Alessandro Michele © Ari Marcopoulos / imaxtree
Isabelle Willot

A 45 ans, le Romain fantasque a réenchanté Gucci… et fait exploser son chiffre d’affaires. Son secret ? Rêver sans limites et tout s’autoriser. Un fil rouge qui sous-tend la création d’un nouveau féminin, Gucci Bloom, lancé sous sa direction. Chassé-croisé.

Il est arrivé presque sur la pointe des pieds, à peine dénoncé par le cliquetis des bagues talismans qui lui couvrent les doigts, pour s’installer dans une de ces bergères baroques qui siéent si bien à l’idée que la planète mode se fait aujourd’hui de lui. La veille, il venait d’ouvrir un chapitre de son aventure chez Gucci.

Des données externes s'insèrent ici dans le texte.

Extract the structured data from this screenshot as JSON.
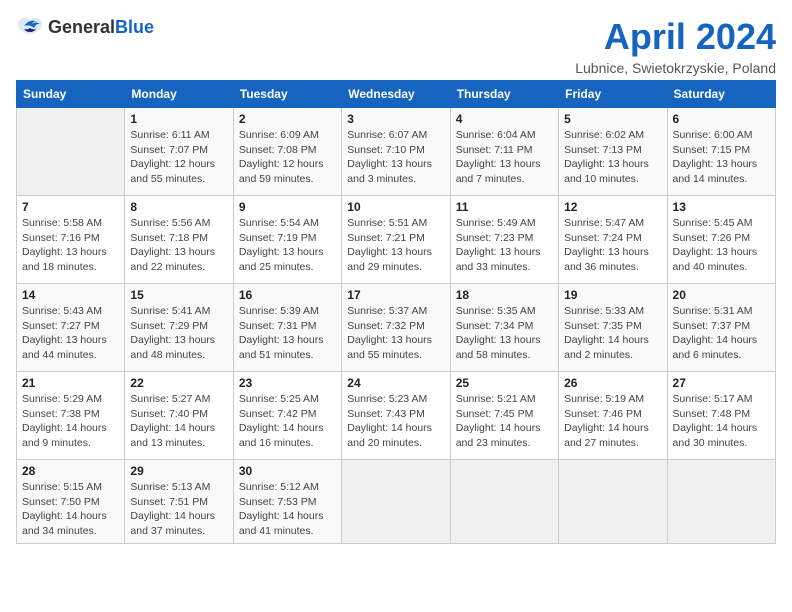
{
  "logo": {
    "general": "General",
    "blue": "Blue"
  },
  "title": "April 2024",
  "subtitle": "Lubnice, Swietokrzyskie, Poland",
  "weekdays": [
    "Sunday",
    "Monday",
    "Tuesday",
    "Wednesday",
    "Thursday",
    "Friday",
    "Saturday"
  ],
  "weeks": [
    [
      {
        "num": "",
        "info": ""
      },
      {
        "num": "1",
        "info": "Sunrise: 6:11 AM\nSunset: 7:07 PM\nDaylight: 12 hours\nand 55 minutes."
      },
      {
        "num": "2",
        "info": "Sunrise: 6:09 AM\nSunset: 7:08 PM\nDaylight: 12 hours\nand 59 minutes."
      },
      {
        "num": "3",
        "info": "Sunrise: 6:07 AM\nSunset: 7:10 PM\nDaylight: 13 hours\nand 3 minutes."
      },
      {
        "num": "4",
        "info": "Sunrise: 6:04 AM\nSunset: 7:11 PM\nDaylight: 13 hours\nand 7 minutes."
      },
      {
        "num": "5",
        "info": "Sunrise: 6:02 AM\nSunset: 7:13 PM\nDaylight: 13 hours\nand 10 minutes."
      },
      {
        "num": "6",
        "info": "Sunrise: 6:00 AM\nSunset: 7:15 PM\nDaylight: 13 hours\nand 14 minutes."
      }
    ],
    [
      {
        "num": "7",
        "info": "Sunrise: 5:58 AM\nSunset: 7:16 PM\nDaylight: 13 hours\nand 18 minutes."
      },
      {
        "num": "8",
        "info": "Sunrise: 5:56 AM\nSunset: 7:18 PM\nDaylight: 13 hours\nand 22 minutes."
      },
      {
        "num": "9",
        "info": "Sunrise: 5:54 AM\nSunset: 7:19 PM\nDaylight: 13 hours\nand 25 minutes."
      },
      {
        "num": "10",
        "info": "Sunrise: 5:51 AM\nSunset: 7:21 PM\nDaylight: 13 hours\nand 29 minutes."
      },
      {
        "num": "11",
        "info": "Sunrise: 5:49 AM\nSunset: 7:23 PM\nDaylight: 13 hours\nand 33 minutes."
      },
      {
        "num": "12",
        "info": "Sunrise: 5:47 AM\nSunset: 7:24 PM\nDaylight: 13 hours\nand 36 minutes."
      },
      {
        "num": "13",
        "info": "Sunrise: 5:45 AM\nSunset: 7:26 PM\nDaylight: 13 hours\nand 40 minutes."
      }
    ],
    [
      {
        "num": "14",
        "info": "Sunrise: 5:43 AM\nSunset: 7:27 PM\nDaylight: 13 hours\nand 44 minutes."
      },
      {
        "num": "15",
        "info": "Sunrise: 5:41 AM\nSunset: 7:29 PM\nDaylight: 13 hours\nand 48 minutes."
      },
      {
        "num": "16",
        "info": "Sunrise: 5:39 AM\nSunset: 7:31 PM\nDaylight: 13 hours\nand 51 minutes."
      },
      {
        "num": "17",
        "info": "Sunrise: 5:37 AM\nSunset: 7:32 PM\nDaylight: 13 hours\nand 55 minutes."
      },
      {
        "num": "18",
        "info": "Sunrise: 5:35 AM\nSunset: 7:34 PM\nDaylight: 13 hours\nand 58 minutes."
      },
      {
        "num": "19",
        "info": "Sunrise: 5:33 AM\nSunset: 7:35 PM\nDaylight: 14 hours\nand 2 minutes."
      },
      {
        "num": "20",
        "info": "Sunrise: 5:31 AM\nSunset: 7:37 PM\nDaylight: 14 hours\nand 6 minutes."
      }
    ],
    [
      {
        "num": "21",
        "info": "Sunrise: 5:29 AM\nSunset: 7:38 PM\nDaylight: 14 hours\nand 9 minutes."
      },
      {
        "num": "22",
        "info": "Sunrise: 5:27 AM\nSunset: 7:40 PM\nDaylight: 14 hours\nand 13 minutes."
      },
      {
        "num": "23",
        "info": "Sunrise: 5:25 AM\nSunset: 7:42 PM\nDaylight: 14 hours\nand 16 minutes."
      },
      {
        "num": "24",
        "info": "Sunrise: 5:23 AM\nSunset: 7:43 PM\nDaylight: 14 hours\nand 20 minutes."
      },
      {
        "num": "25",
        "info": "Sunrise: 5:21 AM\nSunset: 7:45 PM\nDaylight: 14 hours\nand 23 minutes."
      },
      {
        "num": "26",
        "info": "Sunrise: 5:19 AM\nSunset: 7:46 PM\nDaylight: 14 hours\nand 27 minutes."
      },
      {
        "num": "27",
        "info": "Sunrise: 5:17 AM\nSunset: 7:48 PM\nDaylight: 14 hours\nand 30 minutes."
      }
    ],
    [
      {
        "num": "28",
        "info": "Sunrise: 5:15 AM\nSunset: 7:50 PM\nDaylight: 14 hours\nand 34 minutes."
      },
      {
        "num": "29",
        "info": "Sunrise: 5:13 AM\nSunset: 7:51 PM\nDaylight: 14 hours\nand 37 minutes."
      },
      {
        "num": "30",
        "info": "Sunrise: 5:12 AM\nSunset: 7:53 PM\nDaylight: 14 hours\nand 41 minutes."
      },
      {
        "num": "",
        "info": ""
      },
      {
        "num": "",
        "info": ""
      },
      {
        "num": "",
        "info": ""
      },
      {
        "num": "",
        "info": ""
      }
    ]
  ]
}
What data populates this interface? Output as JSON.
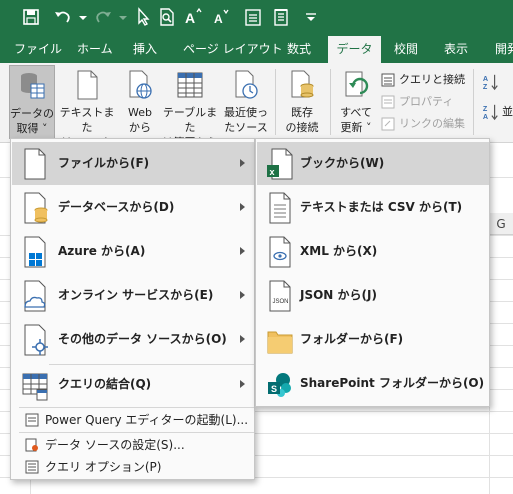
{
  "ribbon_tabs": {
    "file": "ファイル",
    "home": "ホーム",
    "insert": "挿入",
    "page_layout": "ページ レイアウト",
    "formulas": "数式",
    "data": "データ",
    "review": "校閲",
    "view": "表示",
    "developer": "開発"
  },
  "ribbon": {
    "get_data": "データの\n取得 ˅",
    "from_text_csv": "テキストまた\nは CSV から",
    "from_web": "Web\nから",
    "from_table_range": "テーブルまた\nは範囲から",
    "recent_sources": "最近使っ\nたソース",
    "existing_connections": "既存\nの接続",
    "refresh_all": "すべて\n更新 ˅",
    "queries_connections": "クエリと接続",
    "properties": "プロパティ",
    "edit_links": "リンクの編集",
    "sort_label": "並"
  },
  "sheet": {
    "column_g": "G"
  },
  "menu_get_data": {
    "from_file": "ファイルから(F)",
    "from_database": "データベースから(D)",
    "from_azure": "Azure から(A)",
    "from_online_services": "オンライン サービスから(E)",
    "from_other_sources": "その他のデータ ソースから(O)",
    "combine_queries": "クエリの結合(Q)",
    "launch_power_query": "Power Query エディターの起動(L)...",
    "data_source_settings": "データ ソースの設定(S)...",
    "query_options": "クエリ オプション(P)"
  },
  "menu_from_file": {
    "from_workbook": "ブックから(W)",
    "from_text_csv": "テキストまたは CSV から(T)",
    "from_xml": "XML から(X)",
    "from_json": "JSON から(J)",
    "from_folder": "フォルダーから(F)",
    "from_sharepoint_folder": "SharePoint フォルダーから(O)"
  },
  "colors": {
    "title_bar": "#217346",
    "ribbon": "#f3f3f3",
    "menu_background": "#fafafa",
    "menu_highlight": "#d5d5d5",
    "folder": "#f0c060",
    "excel_green": "#1e7145",
    "sharepoint": "#036c70",
    "azure_blue": "#0078d4"
  }
}
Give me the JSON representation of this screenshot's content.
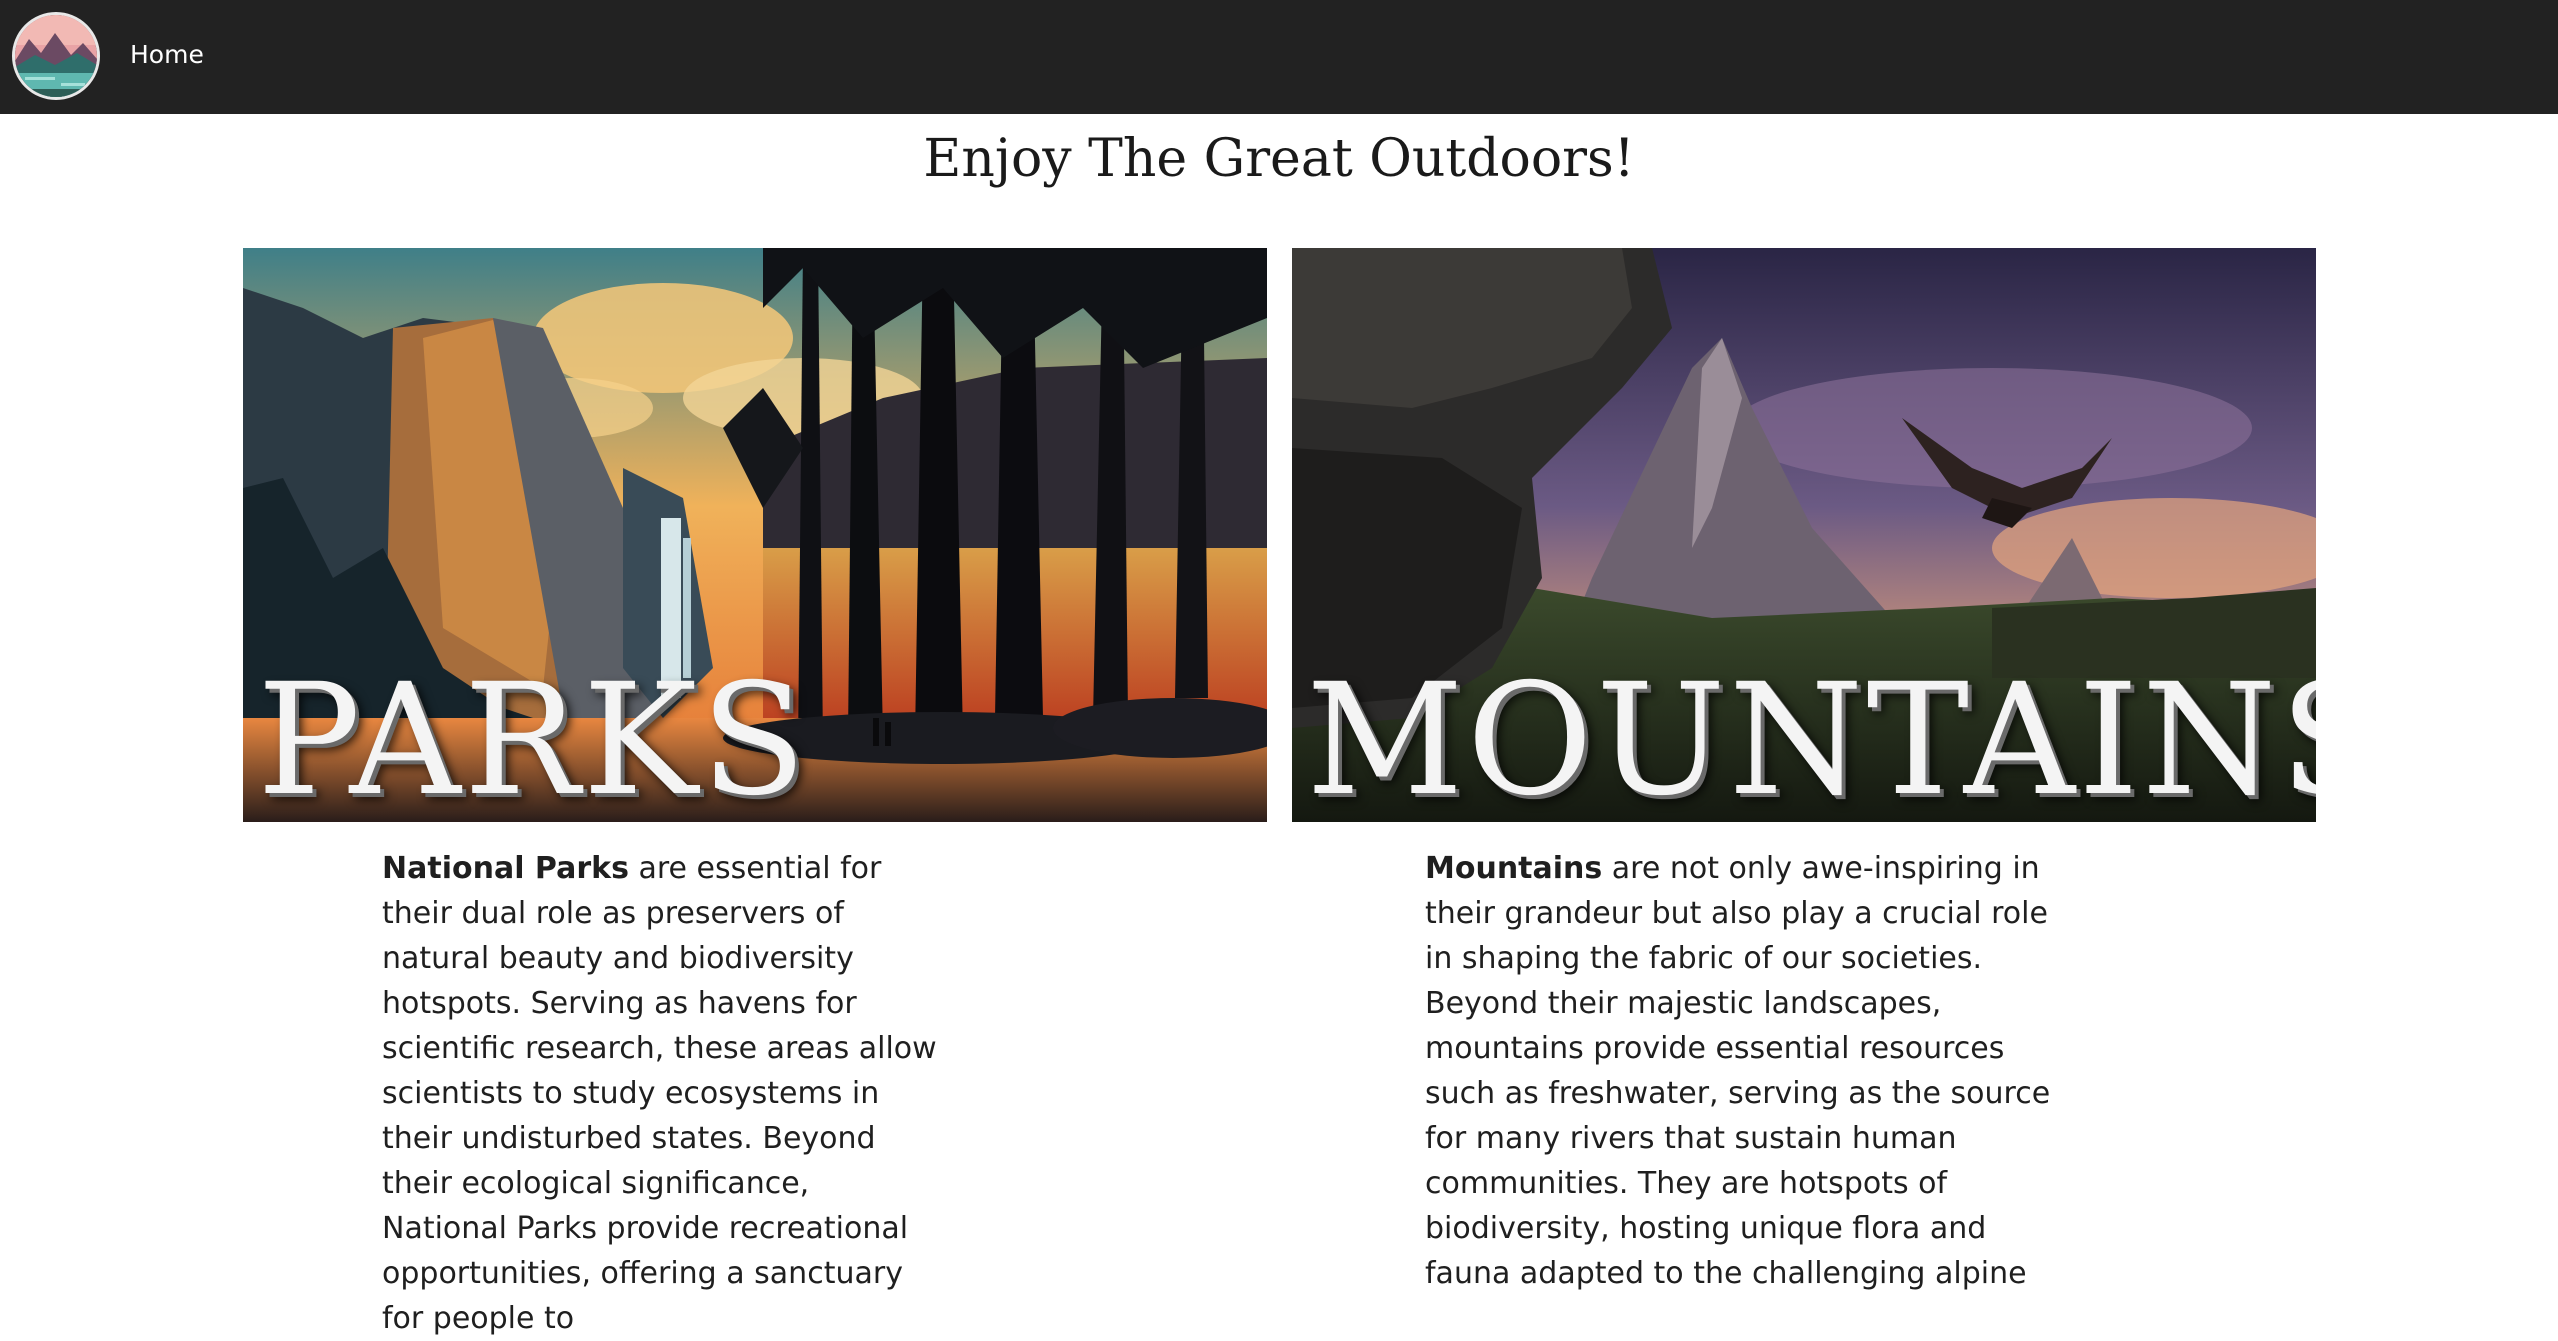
{
  "navbar": {
    "home_label": "Home"
  },
  "logo": {
    "icon": "mountain-lake-logo-icon"
  },
  "page": {
    "title": "Enjoy The Great Outdoors!"
  },
  "cards": [
    {
      "overlay_title": "PARKS",
      "lead": "National Parks",
      "body": " are essential for their dual role as preservers of natural beauty and biodiversity hotspots. Serving as havens for scientific research, these areas allow scientists to study ecosystems in their undisturbed states. Beyond their ecological significance, National Parks provide recreational opportunities, offering a sanctuary for people to"
    },
    {
      "overlay_title": "MOUNTAINS",
      "lead": "Mountains",
      "body": " are not only awe-inspiring in their grandeur but also play a crucial role in shaping the fabric of our societies. Beyond their majestic landscapes, mountains provide essential resources such as freshwater, serving as the source for many rivers that sustain human communities. They are hotspots of biodiversity, hosting unique flora and fauna adapted to the challenging alpine"
    }
  ],
  "colors": {
    "navbar_bg": "#222222",
    "page_bg": "#ffffff",
    "text": "#1f1f1f"
  }
}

Pour l’occasion, 100 000 fleurs, 300 plantes et 60 cannes de bambous avaient été plantées dans la cour du MoMA PS1, au coeur du Queens, le nouveau quartier hype de New York. Un jardin comme sorti d’un film de Visconti pour accompagner le lancement du premier parfum féminin créé sous l’impulsion d’Alessandro Michele.

L’idée qu’il n’existe pas qu’un seul type de beauté sous-tend tout mon travail.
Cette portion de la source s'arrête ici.